Rod Raglin

This blog will touch on the experiences I have as a writer (not to be mistaken for my experience as a writer, i.e. how many books I've written, etc); the pleasure and the pain, the joy and the grief, the satisfaction and the frustration, the magic and the reality - have I left anything out, oh yeah, the rejection, rejection and more rejection,  the humiliation and the embarrassment, the jealousy and the resentment - that pretty much covers it, except for why I do it which perhaps I'll realize along the way. Are you totally confused? Good, let's begin.

Memoir lacks basics of good story telling

 

 Lorraine Ray’s Phantom Strays, is a memoir, but really the events remembered are so insignificant as to be of interest only to the writer.

 

The first such event is about the narrator retrieving her sister from the line up of The Beatles movie A Hard Days Night and experiencing beatlemania Tuscon style.

 

The second is her experience as a child at an asthma clinic.

 

I stopped after that.

 

The parts of Phantom Strays I read were mostly told by the narrator’s mother who talks incessantly in a nonsensical flow of consciousness.

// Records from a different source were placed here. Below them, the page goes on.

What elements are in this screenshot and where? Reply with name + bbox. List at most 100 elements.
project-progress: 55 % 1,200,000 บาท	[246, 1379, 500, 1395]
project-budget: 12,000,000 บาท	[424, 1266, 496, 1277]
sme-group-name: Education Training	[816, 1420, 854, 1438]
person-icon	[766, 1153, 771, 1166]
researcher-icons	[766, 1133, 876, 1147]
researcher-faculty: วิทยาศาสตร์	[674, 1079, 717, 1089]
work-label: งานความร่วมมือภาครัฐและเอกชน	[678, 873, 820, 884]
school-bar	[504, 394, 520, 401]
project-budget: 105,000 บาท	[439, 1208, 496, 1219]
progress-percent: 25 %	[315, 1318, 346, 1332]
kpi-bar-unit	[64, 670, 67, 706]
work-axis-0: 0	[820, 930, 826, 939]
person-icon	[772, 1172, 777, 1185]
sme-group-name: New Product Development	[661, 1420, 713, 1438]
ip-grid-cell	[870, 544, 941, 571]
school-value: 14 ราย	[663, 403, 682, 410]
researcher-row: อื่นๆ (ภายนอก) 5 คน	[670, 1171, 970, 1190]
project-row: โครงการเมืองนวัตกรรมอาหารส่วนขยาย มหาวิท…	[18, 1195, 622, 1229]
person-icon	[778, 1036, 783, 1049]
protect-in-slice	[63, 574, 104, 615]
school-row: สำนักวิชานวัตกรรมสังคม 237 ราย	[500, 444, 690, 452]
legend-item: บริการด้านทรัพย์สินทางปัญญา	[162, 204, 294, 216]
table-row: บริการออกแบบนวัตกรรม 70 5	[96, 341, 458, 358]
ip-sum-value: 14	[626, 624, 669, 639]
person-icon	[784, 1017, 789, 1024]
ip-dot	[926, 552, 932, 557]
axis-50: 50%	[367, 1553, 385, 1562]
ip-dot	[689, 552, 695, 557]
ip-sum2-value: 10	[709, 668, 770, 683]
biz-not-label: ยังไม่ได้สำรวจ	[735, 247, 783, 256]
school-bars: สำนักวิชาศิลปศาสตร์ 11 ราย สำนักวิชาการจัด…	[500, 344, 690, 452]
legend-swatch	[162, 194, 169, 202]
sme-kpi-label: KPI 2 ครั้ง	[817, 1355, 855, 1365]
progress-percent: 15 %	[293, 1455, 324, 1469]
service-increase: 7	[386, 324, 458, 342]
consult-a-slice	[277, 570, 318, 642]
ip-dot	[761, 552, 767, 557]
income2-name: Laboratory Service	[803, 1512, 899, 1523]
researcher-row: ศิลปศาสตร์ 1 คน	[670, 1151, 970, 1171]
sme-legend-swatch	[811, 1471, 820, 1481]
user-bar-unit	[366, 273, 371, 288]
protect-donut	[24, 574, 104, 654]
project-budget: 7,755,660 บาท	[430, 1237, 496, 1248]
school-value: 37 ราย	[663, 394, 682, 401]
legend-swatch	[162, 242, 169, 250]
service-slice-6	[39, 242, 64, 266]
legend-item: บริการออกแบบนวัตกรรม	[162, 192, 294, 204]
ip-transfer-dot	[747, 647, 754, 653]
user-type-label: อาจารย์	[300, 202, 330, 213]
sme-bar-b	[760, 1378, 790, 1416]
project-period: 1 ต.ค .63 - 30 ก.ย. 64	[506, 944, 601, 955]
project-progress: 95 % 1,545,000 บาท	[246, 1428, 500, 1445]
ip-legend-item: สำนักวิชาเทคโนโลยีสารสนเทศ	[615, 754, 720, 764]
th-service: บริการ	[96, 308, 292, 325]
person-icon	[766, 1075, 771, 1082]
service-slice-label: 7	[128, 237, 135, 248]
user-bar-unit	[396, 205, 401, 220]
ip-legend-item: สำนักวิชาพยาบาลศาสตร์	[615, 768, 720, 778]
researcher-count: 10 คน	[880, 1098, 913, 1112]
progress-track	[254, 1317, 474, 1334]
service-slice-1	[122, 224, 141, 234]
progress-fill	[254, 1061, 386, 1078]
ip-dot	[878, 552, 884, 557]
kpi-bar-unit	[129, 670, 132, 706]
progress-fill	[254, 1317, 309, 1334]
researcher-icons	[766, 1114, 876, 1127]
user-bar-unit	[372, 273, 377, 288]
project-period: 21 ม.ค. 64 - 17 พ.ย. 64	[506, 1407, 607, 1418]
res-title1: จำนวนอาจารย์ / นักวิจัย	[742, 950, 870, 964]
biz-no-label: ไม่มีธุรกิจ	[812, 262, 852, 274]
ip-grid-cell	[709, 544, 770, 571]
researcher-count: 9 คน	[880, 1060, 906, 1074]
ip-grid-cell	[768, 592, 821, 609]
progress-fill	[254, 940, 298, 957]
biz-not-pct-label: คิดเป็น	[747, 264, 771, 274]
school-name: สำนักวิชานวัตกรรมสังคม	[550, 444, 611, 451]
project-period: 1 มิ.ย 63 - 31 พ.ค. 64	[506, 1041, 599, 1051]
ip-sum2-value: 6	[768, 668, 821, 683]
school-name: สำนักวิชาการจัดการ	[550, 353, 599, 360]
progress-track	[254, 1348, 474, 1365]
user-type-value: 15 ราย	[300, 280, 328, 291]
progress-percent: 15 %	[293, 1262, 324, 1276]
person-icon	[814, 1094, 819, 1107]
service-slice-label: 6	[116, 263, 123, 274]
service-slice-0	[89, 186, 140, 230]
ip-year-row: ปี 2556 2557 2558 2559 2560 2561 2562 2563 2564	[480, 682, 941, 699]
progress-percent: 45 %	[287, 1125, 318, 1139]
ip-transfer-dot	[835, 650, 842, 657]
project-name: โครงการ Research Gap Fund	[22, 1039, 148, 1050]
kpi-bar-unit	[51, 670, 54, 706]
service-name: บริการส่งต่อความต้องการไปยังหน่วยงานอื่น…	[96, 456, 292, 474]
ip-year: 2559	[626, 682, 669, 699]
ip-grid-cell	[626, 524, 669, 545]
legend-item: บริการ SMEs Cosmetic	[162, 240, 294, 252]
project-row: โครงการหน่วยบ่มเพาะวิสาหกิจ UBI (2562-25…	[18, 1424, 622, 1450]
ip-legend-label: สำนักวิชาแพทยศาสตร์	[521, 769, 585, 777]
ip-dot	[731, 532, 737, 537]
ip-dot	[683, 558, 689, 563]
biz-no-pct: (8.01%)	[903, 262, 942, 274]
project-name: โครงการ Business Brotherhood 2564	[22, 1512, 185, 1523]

This is cleverly written and would be interesting if there were just a few examples of it, but unfortunately that’s not the case. Very soon this reader began skipping vast chunks of the mother’s monologue looking for something of interest in the story.

 

Good memoirs don’t have to have exotic settings or detail significant events, but something dramatic has to happen to the character, and by dramatic it should be life changing if not life threatening.

 

Sometimes life events don’t quite unfold in such a way to make an interesting story. It is then up to the writer to chop, change and rearrange to make it so, because a good memoir should contain the basics of good story telling: goal, motivation, and conflict. It should begin with an initiating incident and the plot should move forward with rising tension that culminates in a crisis and then a resolution.

 

Phantom Strays displays none of this craft, but rather appears to be random reminiscences of a specific time in the author’s life presented chronologically and only connected by common family members. If it became more interesting further in than perhaps the earlier stories should have been omitted. Good stories can be overshadowed by poor craft.